'Gaudi Afternoon' is a mystery without mayhem

Readings

January 02, 1991|By Carl Schoettler | Carl Schoettler,Evening Sun Staff

"Gaudi Afternoon," by Barbara Wilson, 172 pages, The Seal Press, Seattle, Washington, $8.95. BARBARA Wilson's amateur private eye Cassandra Reilly doesn't have much in common with old-timers like Sam Spade, except perhaps for her sexual preference. She likes women, too. Probably a little more than Sam.

She's not as hard-boiled as Spade or Philip Marlowe or even Lew Archer, but she's tough and smart and she's been around. Cassandra, nee Catherine Frances Reilly in Kalamazoo, Mich., is really well traveled.

She's banged around Hong Kong, Calcutta, Afghanistan, Bucharest, Kyoto and she's been in jail at least one hot day in Colombia. She's quite at home in Barcelona, Spain, where "Gaudi Afternoon" takes place.

Cassandra's living in London when she picks up the job in Barcelona. She keeps a room in Oakland, Calif., across the Bay from Spade's San Francisco. She's just come back from visiting a friend in Iceland. She's got an Irish passport and family in Ballybarnacle, County Cork. She occasionally sees an old lover in Uruguay.

She earns her living as a translator, chiefly of Spanish. She speaks pure Castilian and can get along in Catalan, the language of Barcelona, and after this caper she's thinking about traveling again to Bucharest to brush up on her Romanian.

Cassandra's translating a South American novel by a sort of female Gabriel Garcia Marquez when Frankie Stevens pops up.

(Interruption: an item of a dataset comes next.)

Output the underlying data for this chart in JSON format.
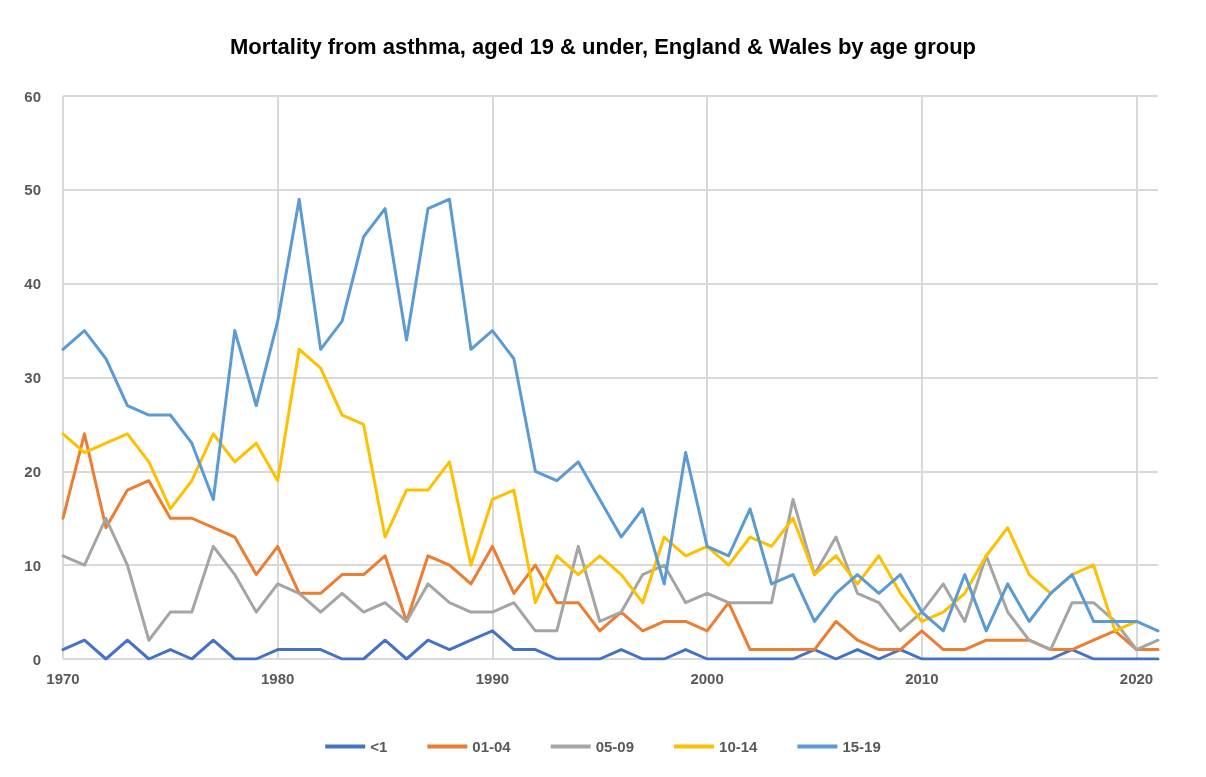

Frankie's a woman in "a stretchy bright red tunic, black mini-skirt and black tights." She's got an impish face with hazel eyes and Shirley Temple hair.

Frankie offers Cassandra $2,000 -- a lot more than Sam Spade ever got -- to find her husband Ben, who is hiding out in Barcelona. Frankie says she separated from Ben, who she says is gay. She needs him to sign some important papers.

Cassandra trips off to Spain and Barcelona where she finds, as they say in Gothic novels, Frankie is not all she seems. In fact, she's hardly anything she seems.

Frankie's a transsexual. When she was a college boy she fathered a child named Delilah with Ben, who is now a very butch woman. Ben's got almost as many muscles as Arnold Schwarzenegger. Cassandra's got herself into the middle of a more or less comic child custody case.

"Gaudi Afternoon" is awash in maternal longings. Everyone wants to mother Delilah, except Cassandra and April, a foot masseuse who is Ben's current lover, but including a gay saxophone player.

Delilah keeps disappearing with her current substitute Mom. Cassandra keeps zipping around Barcelona looking for her.

Barbara Wilson finds the perfect setting for her slightly askew mystery in Barcelona, a city whose emblematic architect is Antonio Gaudi, the grand manipulator of natural organic forms. Cassandra spends several gaudy afternoons and a couple of fairly spectacular evenings prowling through Gaudi's creations.

Cassandra locates Ben and April (and Delilah) at 261 Provenca, which turns out to be Casa Milia, a Gaudi-designed apartment building Cassandra calls La Pedrera, its local name which means the stone quarry. Cassandra has a fairly wise talk with Frankie about modern family life in Gaudi's masterpiece: the still unfinished Sagrada Familia cathedral, the church of the Holy Family.

Wilson describes the Sagrada Familia with absolute fidelity as looking as if "a giant hand had been playing on the beach and had dropped wet sand, layer after layer, to form a series of towers that began lumpishly and ended in filigreed elegance."

Wilson's a sharp and amusing writer who propels her "Gaudi Afternoon" along with -- and verve and a sort of enlightened intelligence. (Cassandra is nothing if not intelligent and she's got a host of remarkable friends: Ingrid Biritsdotter, the Icelandic volcano expert, Nicola Gibbons, the accomplished bassoonist and Vivaldi expert, Ana, the architect who creates fantasy houses for the small children of the wealthy.)

She's told a detective story without violence, murder, mayhem, massacre, or even explicit sex although there are a couple of sly double entendres. She pays an homage to Dashiell Hammett when Cassandra tells the gay saxophonist she's Brigid O'Shaughnessy. Brigid O'Shaughnessy, of course, is the woman Sam Spade won't play the sap for in "The Maltese Falcon."

Barbara Wilson, by the way, is also a translator. She's won prizes for her translations -- from the Norwegian.

This book is available from the Enoch Pratt Library.